Another potential limitation of this research study is the lack of specific information regarding the version of MedDRA used in the analysis. The NLP language model employed in the study, based on the GPT-3.5 architecture, was trained on a diverse range of data up until September 2021. Consequently, it does not possess explicit knowledge of the MedDRA version released after that time. As the MedDRA terminology is regularly updated to incorporate new medical knowledge and evolving terminology, it is essential to consider whether the version used in this research aligns with the most current standards. Future studies could benefit from incorporating the exact version of MedDRA utilized, thereby ensuring the accuracy and relevance of the findings within the context of the specific MedDRA version.
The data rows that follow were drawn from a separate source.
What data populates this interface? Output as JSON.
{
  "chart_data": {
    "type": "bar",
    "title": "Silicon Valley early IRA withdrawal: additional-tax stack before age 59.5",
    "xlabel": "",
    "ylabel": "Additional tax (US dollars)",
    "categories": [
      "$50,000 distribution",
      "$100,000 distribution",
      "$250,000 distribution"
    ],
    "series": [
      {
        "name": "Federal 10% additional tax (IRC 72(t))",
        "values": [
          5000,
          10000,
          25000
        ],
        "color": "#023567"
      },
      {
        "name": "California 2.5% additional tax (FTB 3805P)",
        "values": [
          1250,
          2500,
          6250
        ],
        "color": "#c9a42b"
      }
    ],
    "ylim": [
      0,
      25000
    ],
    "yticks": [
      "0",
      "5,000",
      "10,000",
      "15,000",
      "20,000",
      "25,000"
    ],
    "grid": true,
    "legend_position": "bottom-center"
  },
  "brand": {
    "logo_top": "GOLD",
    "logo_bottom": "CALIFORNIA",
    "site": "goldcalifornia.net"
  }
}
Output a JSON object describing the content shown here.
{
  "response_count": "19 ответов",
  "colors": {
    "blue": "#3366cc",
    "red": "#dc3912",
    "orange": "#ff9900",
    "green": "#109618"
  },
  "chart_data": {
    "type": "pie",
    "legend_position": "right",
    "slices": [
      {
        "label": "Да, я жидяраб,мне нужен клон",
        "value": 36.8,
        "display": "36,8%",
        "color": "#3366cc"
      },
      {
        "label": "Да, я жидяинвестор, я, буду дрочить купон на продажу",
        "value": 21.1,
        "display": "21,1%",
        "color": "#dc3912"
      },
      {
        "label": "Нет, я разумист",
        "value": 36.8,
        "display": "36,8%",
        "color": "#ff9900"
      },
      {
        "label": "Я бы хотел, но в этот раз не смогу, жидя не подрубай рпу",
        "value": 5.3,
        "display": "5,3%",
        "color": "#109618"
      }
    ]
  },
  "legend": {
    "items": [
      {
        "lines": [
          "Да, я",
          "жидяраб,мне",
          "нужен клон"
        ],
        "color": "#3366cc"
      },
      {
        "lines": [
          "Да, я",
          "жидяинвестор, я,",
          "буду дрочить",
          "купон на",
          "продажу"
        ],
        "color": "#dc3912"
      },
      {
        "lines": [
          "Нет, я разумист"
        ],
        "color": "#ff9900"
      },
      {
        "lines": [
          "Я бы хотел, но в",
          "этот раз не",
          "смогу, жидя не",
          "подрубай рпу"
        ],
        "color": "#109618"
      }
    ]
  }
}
Regarding our analysis of the severity of signs and symptoms detected as disproportionality signals, it is important to mention that we only used 3 years of data and signals not common among those years, which certainly imposes limitations. One potential issue is the lack of granularity in the analysis, as a smaller sample size may not fully capture the range and variation of the data. Additionally, if the signals being analyzed are not consistent across the 3 years, the analysis may not provide a comprehensive understanding of the underlying patterns and relationships in the data. Therefore, it is important to carefully consider the limitations when interpreting the results of our analysis.

4.2 Implications

The results of this study have significant implications for the field of pharmacovigilance and vaccine vigilance. First, the successful combination of the manual and automated signal dismissal approach provides a valuable way to improve the efficiency and accuracy of the signal validation process.

The challenges observed in converting plain-text symptoms to MedDRA PTs using NLP algorithms, on the other hand, demonstrate the limitations of the current automated methods. While NLP techniques show promise, there is a need for further research and development to enhance their accuracy and effectiveness in this context. Improving the performance of NLP algorithms to accurately convert plain-text symptoms into MedDRA PTs would considerably streamline the signal validation process and lessen reliance on manual matching. Further research should focus on exploring innovative approaches and technologies, such as deep learning models, which may provide further insights into improving automated signal dismissal and NLP translation.

Moreover, it is essential to continue evaluating the dismissed signals within the IME list and their implications for the severity of listed AEFIs. Monitoring and analyzing the trends and patterns of dismissed signals can help identify emerging risks or potential safety concerns that may have been overlooked. Long-term studies assessing the temporal patterns and severity changes in listed AEFIs should be conducted to ensure the continued safety and effectiveness of immunization programs.

Finally, we firmly believe that the methodology we have developed possesses a high degree of transferability to other vaccines/drugs and spontaneous reporting databases. This confidence stems from the foundational principles that underpin these databases and the striking similarities observed in their data structures. The core principles governing the collection and organization of adverse event reports remain consistent across various databases within the same domain. Consequently, we are convinced that our approach, which has demonstrated its efficacy in our current dataset, can be extended to analyze and extract valuable insights from other spontaneous reporting databases. This belief underscores our commitment to providing a robust and broadly applicable solution for the broader scientific community and stakeholders who rely on these databases for pharmacovigilance and healthcare decision making.